Por Ana Caroline Braun – GI Entretenimento do RMM Advogados
A Copa do Mundo da FIFA 2026™ se aproxima e, com o evento, surgem dúvidas em relação à exibição dos jogos em estabelecimentos públicos, como bares, restaurantes, hotéis, aeroportos, praças, estádios etc., no intuito de fomentar as atividades com o público.
A veiculação para o público de jogos da Copa tem regras específicas, estabelecidas pelos detentores dos direitos do evento (FIFA – Fédération Internationale de Football Association) e pelas emissoras titulares dos direitos de transmissão no Brasil.
Em comparação às edições anteriores da Copa do Mundo, o regulamento da Fifa para exibição pública de 2026[1] trouxe mudanças relevantes. Destaca-se a indicação de um limite mais restrito para eventos livres de licenciamento, com referência a cerca de 1.000 pessoas para enquadramento como evento não comercial, ao passo que, nas edições anteriores, utilizava-se um parâmetro mais amplo de até 5.000 pessoas.
Além disso, as regras de 2026 passaram a tratar de forma mais explícita a possibilidade de realização de eventos comerciais licenciados, admitindo, mediante autorização prévia da FIFA, a presença de patrocínio, venda de ingressos e outras formas de exploração econômica, hipóteses que anteriormente eram tratadas de forma mais restritiva (ou genérica).
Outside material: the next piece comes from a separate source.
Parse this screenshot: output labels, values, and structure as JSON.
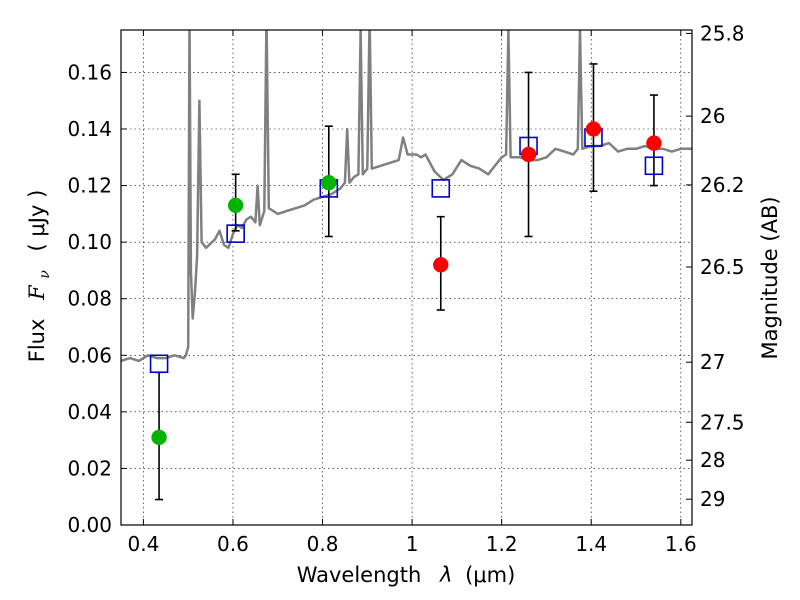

Conforme diretrizes da FIFA para 2026, estão autorizadas as exibições públicas (Public Viewing Event) de partidas por meio de televisores ou telões instalados em estabelecimentos públicos, desde que:
- sejam eventos não comerciais, com caráter apenas de entretenimento;
- tenham público reduzido (em geral até 1.000 pessoas para classificação como não comercial);
- não haja cobrança de ingresso, direta ou indireta, nem realização de promoções comerciais vinculadas à exibição;
- não haja patrocínio ou exploração comercial associada ao evento, incluindo associação com marcas;
- o sinal dos jogos seja exibido ao vivo e na íntegra, com todos os intervalos comerciais e conteúdos originais da transmissão;
- o sinal não sofra qualquer alteração, edição, sobreposição ou interferência de áudio ou vídeo;
- a exibição não esteja associada a causas políticas, partidos ou manifestações religiosas;
- não sejam utilizadas marcas oficiais da FIFA, como logotipos, mascotes, emblemas ou a taça do torneio.
A comercialização de produtos do próprio estabelecimento (como alimentos e bebidas) é permitida, inclusive por terceiros, desde que não seja realizada de forma que sugira qualquer associação, patrocínio ou vínculo oficial com a FIFA e com a Copa do Mundo.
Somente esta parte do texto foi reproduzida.